MeteoSwiss provides sunshine reports for some Swiss cities here:
A Basel man told me a week ago that Basel is a very sunny place, which just isn't true at all. Only Zurich and St Gallen have a little less sun than Basel. So you really need to do some research and not listen to the locals.
WiFi is patchy though.
Source: I used to live there and commute to Zürich (direct train, 45 minutes, which I didn't think was too bad but different people have different definitions of a 'reasonable' commute) and the wall of fog usually ends somewhere between Bilten and Niederurnen.
Here's a simple graphic illustration: open the following two links in adjacent tabs in your internet browser and toggle between them.
More sunshine hours per day on average in Basel than in Zürich, every month of the year. In particular, note the difference in sunshine hours during the winter months. That's due to the endless fog in Zürich.
Now switch the parameter to "Temperatur". Basel has higher average temperatures (both max. and min., every month), and far fewer days of frost.
Now switch to precipitation ("Niederschlag"). Far less in Basel, and fewer days with precipitation -- and because the weather is warmer, Basel gets hardly any snow.
The figures don't lie!
The Höhenklinikk (a rehab facility w/another branch in Davos - I believe the original featured in Mann's Der Zauberberg) was built here for the altitude/air and very high percentage of sunny days.
I love looking out over the fog before leaving for Zurich, then returning home to a sunny evening after a gray day.
How are the fogs like in:
1) Affoltern district (Hedingen, Affoltern am Albis, Bonstetten)
2) Horgen district (Horgen, Langnau am Albis, Hirzel)
3) Uster district (Dübendorf, Uster)
4) Pfäffikon district (Effretikon)
5) Winterthur district (Winterthur)
The Zurichsee fog is actually produced in the marshland around Kloten airport.
Purely subjective but quite often it seems to get as far as Horgen but then disappears so Au and Waedenswil can be clear when there's fog all the way to Zurich.
It may be the bend in the Lake at this point that causes it. It's not always like this but enough times to be noticeable.
Hirzel can be out of the fog when everything below is in it but also it can be in cloud when everything below it is not (not sunny but not foggy too).
I would say that I'd rather be below cloud than in it. Cloud base doesn't normally get as low as Horgen or anywhere around the lake.
I quite often look at webcams in the area and it's true that Hirzel can be in glorious sunshine when Horgen is in fog but then it can also be in cloud.
Of course, living further around the lake means it's easy to nip up to Raten or Einsiedlen for a Sunday afternoon walk in the sun, compared with living in Zurich.
1. Rain shadow effect from the Vosges Mountains which strips the moisture from westerly winds.

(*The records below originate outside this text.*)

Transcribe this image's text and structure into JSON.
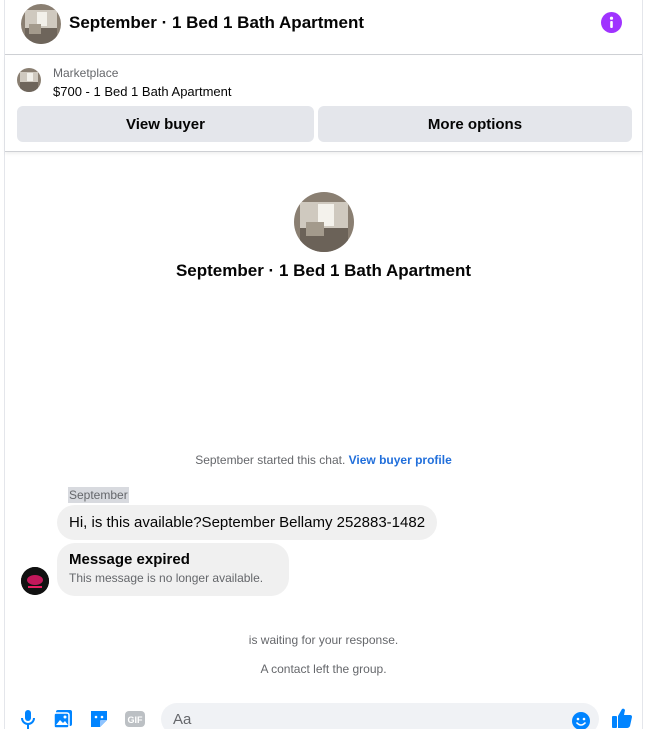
{
  "header": {
    "title": "September · 1 Bed 1 Bath Apartment"
  },
  "marketplace": {
    "label": "Marketplace",
    "listing": "$700 - 1 Bed 1 Bath Apartment",
    "view_buyer": "View buyer",
    "more_options": "More options"
  },
  "intro": {
    "title": "September · 1 Bed 1 Bath Apartment"
  },
  "system": {
    "started_text": "September started this chat.",
    "view_profile_link": "View buyer profile",
    "waiting": "is waiting for your response.",
    "contact_left": "A contact left the group."
  },
  "messages": {
    "sender": "September",
    "first": "Hi, is this available?September Bellamy 252883-1482",
    "expired_title": "Message expired",
    "expired_sub": "This message is no longer available."
  },
  "composer": {
    "placeholder": "Aa",
    "gif_label": "GIF"
  },
  "colors": {
    "accent": "#0084ff",
    "info": "#a033ff",
    "link": "#216fdb"
  },
  "icons": [
    "info-icon",
    "microphone-icon",
    "photo-icon",
    "sticker-icon",
    "gif-icon",
    "emoji-icon",
    "thumbs-up-icon"
  ]
}
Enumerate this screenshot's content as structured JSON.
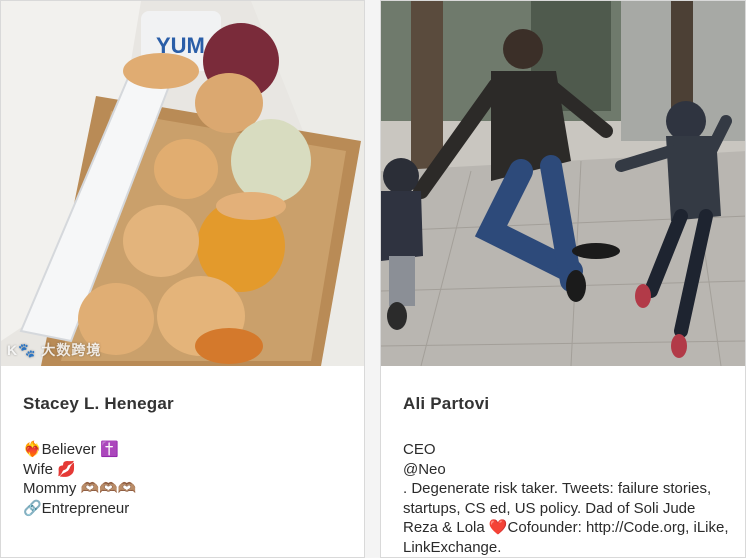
{
  "cards": [
    {
      "name": "Stacey L. Henegar",
      "bio_lines": [
        "❤️‍🔥Believer ✝️",
        "Wife 💋",
        "Mommy 🫶🏽🫶🏽🫶🏽",
        "🔗Entrepreneur"
      ],
      "photo_label": "Box of baby food jars and ice packs",
      "photo_jar_label": "YUM"
    },
    {
      "name": "Ali Partovi",
      "bio_lines": [
        "CEO",
        "@Neo"
      ],
      "bio_paragraph": ". Degenerate risk taker. Tweets: failure stories, startups, CS ed, US policy. Dad of Soli Jude Reza & Lola ❤️Cofounder: http://Code.org, iLike, LinkExchange.",
      "photo_label": "Man and child jump-kicking on a city sidewalk"
    }
  ],
  "watermark": "K🐾 大数跨境"
}
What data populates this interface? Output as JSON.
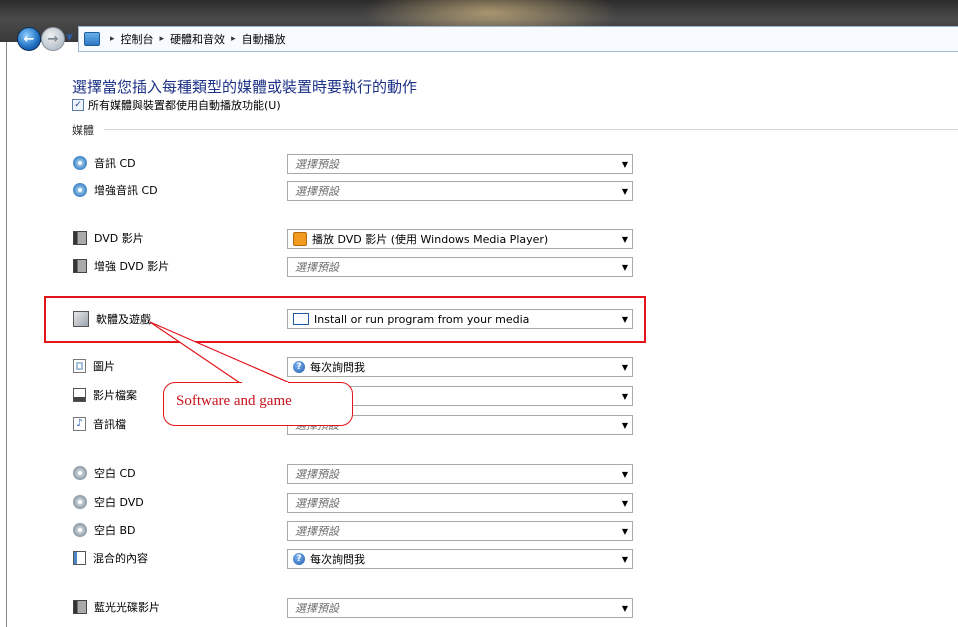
{
  "breadcrumb": [
    "控制台",
    "硬體和音效",
    "自動播放"
  ],
  "heading": "選擇當您插入每種類型的媒體或裝置時要執行的動作",
  "autoplay_checkbox": {
    "label": "所有媒體與裝置都使用自動播放功能(U)",
    "checked": true
  },
  "section_title": "媒體",
  "rows": [
    {
      "label": "音訊 CD",
      "icon": "audio-cd-icon",
      "value": "選擇預設",
      "placeholder": true
    },
    {
      "label": "增強音訊 CD",
      "icon": "enhanced-audio-cd-icon",
      "value": "選擇預設",
      "placeholder": true
    },
    {
      "label": "DVD 影片",
      "icon": "dvd-icon",
      "value": "播放 DVD 影片 (使用 Windows Media Player)",
      "placeholder": false
    },
    {
      "label": "增強 DVD 影片",
      "icon": "dvd-icon",
      "value": "選擇預設",
      "placeholder": true
    },
    {
      "label": "軟體及遊戲",
      "icon": "software-icon",
      "value": "Install or run program from your media",
      "placeholder": false
    },
    {
      "label": "圖片",
      "icon": "pictures-icon",
      "value": "每次詢問我",
      "placeholder": false
    },
    {
      "label": "影片檔案",
      "icon": "video-file-icon",
      "value": "",
      "placeholder": false
    },
    {
      "label": "音訊檔",
      "icon": "audio-file-icon",
      "value": "選擇預設",
      "placeholder": true
    },
    {
      "label": "空白 CD",
      "icon": "blank-cd-icon",
      "value": "選擇預設",
      "placeholder": true
    },
    {
      "label": "空白 DVD",
      "icon": "blank-dvd-icon",
      "value": "選擇預設",
      "placeholder": true
    },
    {
      "label": "空白 BD",
      "icon": "blank-bd-icon",
      "value": "選擇預設",
      "placeholder": true
    },
    {
      "label": "混合的內容",
      "icon": "mixed-content-icon",
      "value": "每次詢問我",
      "placeholder": false
    },
    {
      "label": "藍光光碟影片",
      "icon": "bluray-icon",
      "value": "選擇預設",
      "placeholder": true
    }
  ],
  "callout": {
    "text": "Software and game"
  },
  "colors": {
    "heading": "#1e3287",
    "highlight": "#e3151b"
  }
}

2. Warm air from the Mediterranean funneled through the Belfort gap.
Any geography teachers around?
A less well known effect of mountains is that the friction of air being pushed across the ground can significantly increase its temperature, which together with being compressed add it's forced up the slope will result in warmer and higher pressure air over the Basel gap area. We can see this in action quite vividly from our house in Alsace, whence we can often watch spectacular lightning storms building up and dispelling as the weather systems move North-East along the Jura. By the time they reach Basel they're mostly spent.
However, I can confirm that the weather is better overall in Basel than in Zurich. I lived in Eastern Switzerland and Zurich for years and have now been in Basel for some 7 or 8 years - and it IS definitely better here (though that's about the only selling point, hehe). It's usually a little warmer (lower altitude, makes sense) and it sees very little fog compared to esp. Mittelland and often Zurich. You drive past Sissach into Mittelland and it just becomes depressing, same sometimes on the otherside - after the tunnels towards Brugg, it's just grey. Needless to say it's sometimes coincidence, but still. Blergh.
Not sure I would move here just for the weather though, and face a quite substantial commute. At least 6 months out of the year it will be dark when you leave the house and dark before you even get home - so who cares about the sunshine? You won't see it If you crave sun (and believe me, I understand that very well and fog and grey for me is absolute horror), try to go somewhere on the weekend to stock up.
You've given an absolute difference so you must know the temperature at a given altitude in China or Nepal near Mt.Everest
knowing lapse rates and so on is quite useful for working out height of cloudbase for gliding.